Where Bash the Trash starts is with the science. We keep abreast of new studies and new developments, and never rely on single sources. Science develops, and as the science behind climate change develops Bash the Trash continues to refine the message. That is why our shows are constantly evolving and changing as well. Climate change is a rapidly changing situation, so we need to be able to emphasize the need for flexibility in our students and in their response to environmental issues.


Likewise with plastic pollution. We are only now beginning to discover how much microplastics have permeated our biosphere - inside us and all around us. But how much of this do you talk about with a kindergartener? How much do you talk about with a 5th grader?
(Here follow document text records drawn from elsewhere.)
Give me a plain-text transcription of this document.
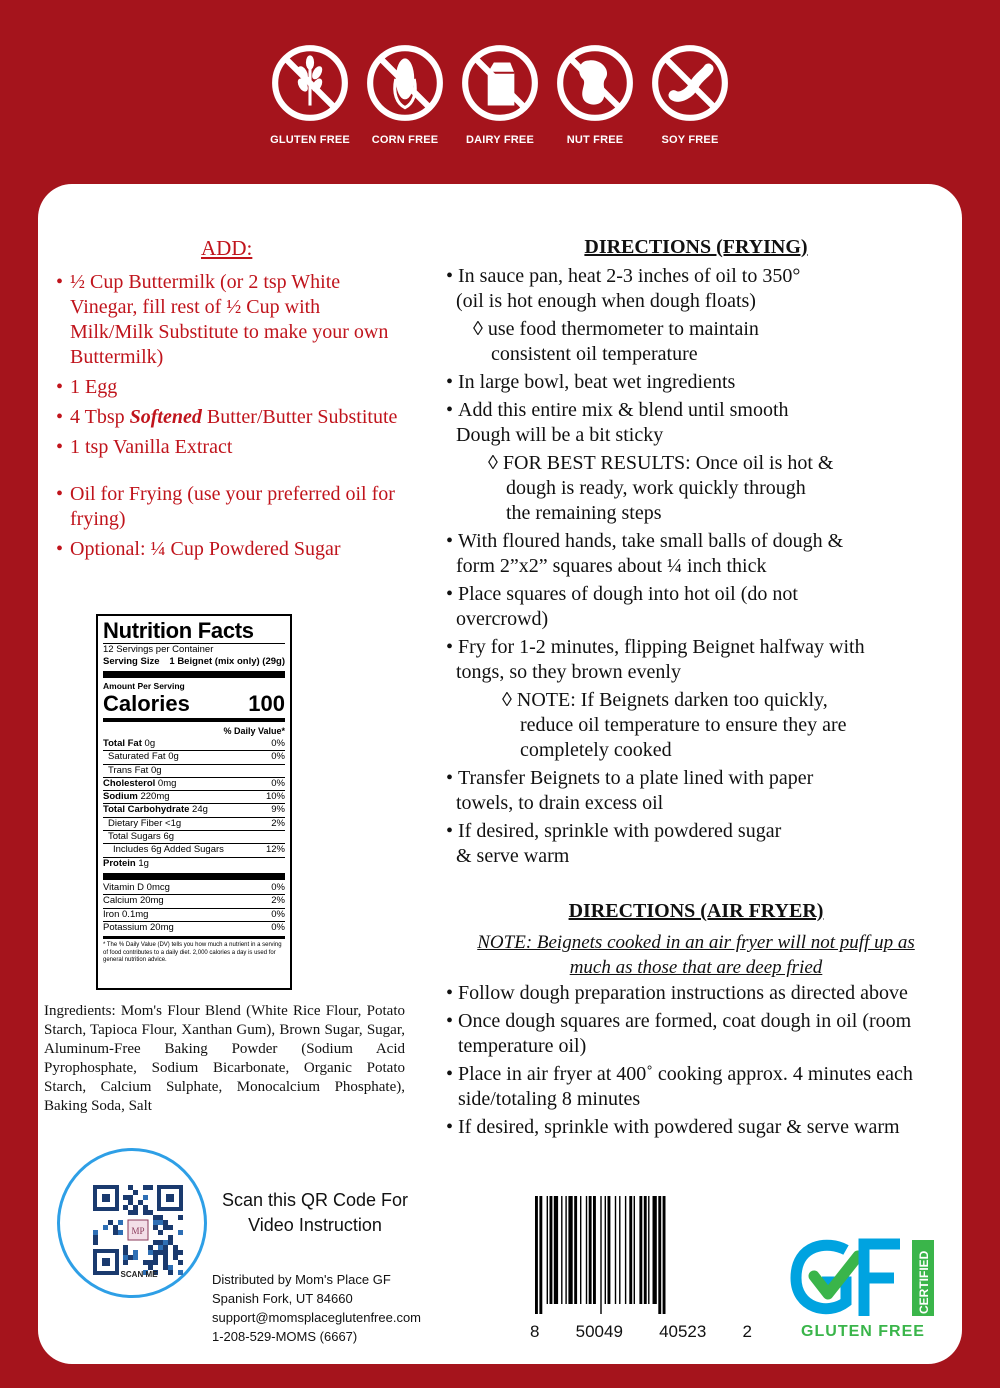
GLUTEN FREE CORN FREE	DAIRY FREE	NUT FREE	SOY FREE
ADD:
• ½ Cup Buttermilk (or 2 tsp White Vinegar, fill rest of ½ Cup with Milk/Milk Substitute to make your own Buttermilk)
• 1 Egg
• 4 Tbsp Softened Butter/Butter Substitute
• 1 tsp Vanilla Extract
• Oil for Frying (use your preferred oil for frying)
• Optional: ¼ Cup Powdered Sugar
Nutrition Facts
12 Servings per Container
Serving Size 1 Beignet (mix only) (29g)
Amount Per Serving
Calories	100
% Daily Value*
Total Fat 0g	0%
Saturated Fat 0g	0%
Trans Fat 0g
Cholesterol 0mg	0%
Sodium 220mg	10%
Total Carbohydrate 24g	9%
Dietary Fiber <1g	2%
Total Sugars 6g
Includes 6g Added Sugars	12%
Protein 1g
Vitamin D 0mcg	0%
Calcium 20mg	2%
Iron 0.1mg	0%
Potassium 20mg	0%
* The % Daily Value (DV) tells you how much a nutrient in a serving of food contributes to a daily diet. 2,000 calories a day is used for general nutrition advice.

Ingredients: Mom's Flour Blend (White Rice Flour, Potato Starch, Tapioca Flour, Xanthan Gum), Brown Sugar, Sugar, Aluminum-Free Baking Powder (Sodium Acid Pyrophosphate, Sodium Bicarbonate, Organic Potato Starch, Calcium Sulphate, Monocalcium Phosphate), Baking Soda, Salt

MP
SCAN ME
Scan this QR Code For
Video Instruction
Distributed by Mom's Place GF
Spanish Fork, UT 84660
support@momsplaceglutenfree.com
1-208-529-MOMS (6667)
DIRECTIONS (FRYING)
• In sauce pan, heat 2-3 inches of oil to 350°
(oil is hot enough when dough floats)
◊ use food thermometer to maintain
consistent oil temperature
• In large bowl, beat wet ingredients
• Add this entire mix & blend until smooth
Dough will be a bit sticky
◊ FOR BEST RESULTS: Once oil is hot &
dough is ready, work quickly through
the remaining steps
• With floured hands, take small balls of dough &
form 2”x2” squares about ¼ inch thick
• Place squares of dough into hot oil (do not
overcrowd)
• Fry for 1-2 minutes, flipping Beignet halfway with
tongs, so they brown evenly
◊ NOTE: If Beignets darken too quickly,
reduce oil temperature to ensure they are
completely cooked
• Transfer Beignets to a plate lined with paper
towels, to drain excess oil
• If desired, sprinkle with powdered sugar
& serve warm
DIRECTIONS (AIR FRYER)
NOTE: Beignets cooked in an air fryer will not puff up as
much as those that are deep fried
• Follow dough preparation instructions as directed above
• Once dough squares are formed, coat dough in oil (room temperature oil)
• Place in air fryer at 400˚ cooking approx. 4 minutes each side/totaling 8 minutes
• If desired, sprinkle with powdered sugar & serve warm
8 50049 40523 2
CERTIFIED
GLUTEN FREE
What about a high school or a college student or adult? At what point can we talk realistically about the challenges facing our world, and not sugarcoat things? This is the true challenge of environmental education for children… and adults…


Below we’ve parsed some of the basic ingredients we feel are necessary to create a truly immersive virtual Earth Day program for a school or other institution. Let’s break it down:

  • FUN - Ok, we’re working with kids, and this is the most important way to open doors for new information

  • ENGAGEMENT - Q&A sure, but we’ve developed a way for kids to building instruments during many of our shows using very simple materials

  • NOT TOO DORKY - you have to strike a nice balance between the science and environmental content you want to get across without killing the fun

  • GOOD USE OF MEDIA - not too much of any one talking head, cutting to other presenters, changing views, sharing photos and videos

  • GOOD ENVIRONMENTAL INFO, BUT NOT TOO GLOOMY - studies show that people tend to withdraw when confronted with too much bad news, so it’s important to:

  • HIGHLIGHT THE PROBLEMS but don’t get super-graphic with the images;

  • OUTLINE SOME ACTION POINTS THAT KIDS CAN DO - A three-level action plan with something that the kids can do today, tomorrow, and in the future.

Note that these ingredients above are not just written for virtual presentations, and not just for performances. Really these ingredients are for any environmental educational effort, whether on on institutional level, or in a classroom, or around the dinner table.

Finally, how do you celebrate Earth Day during Covid? Sure, we’re all exhausted, we’ve been pushed to our limits, we miss seeing our loved ones, and we’ve all lost a few loved ones as well. But it is important to remember that when Covid is over, and the pandemic has ebbed, climate change will still be here. Let’s continue to prepare our children for the challenges that face them - and the entire world.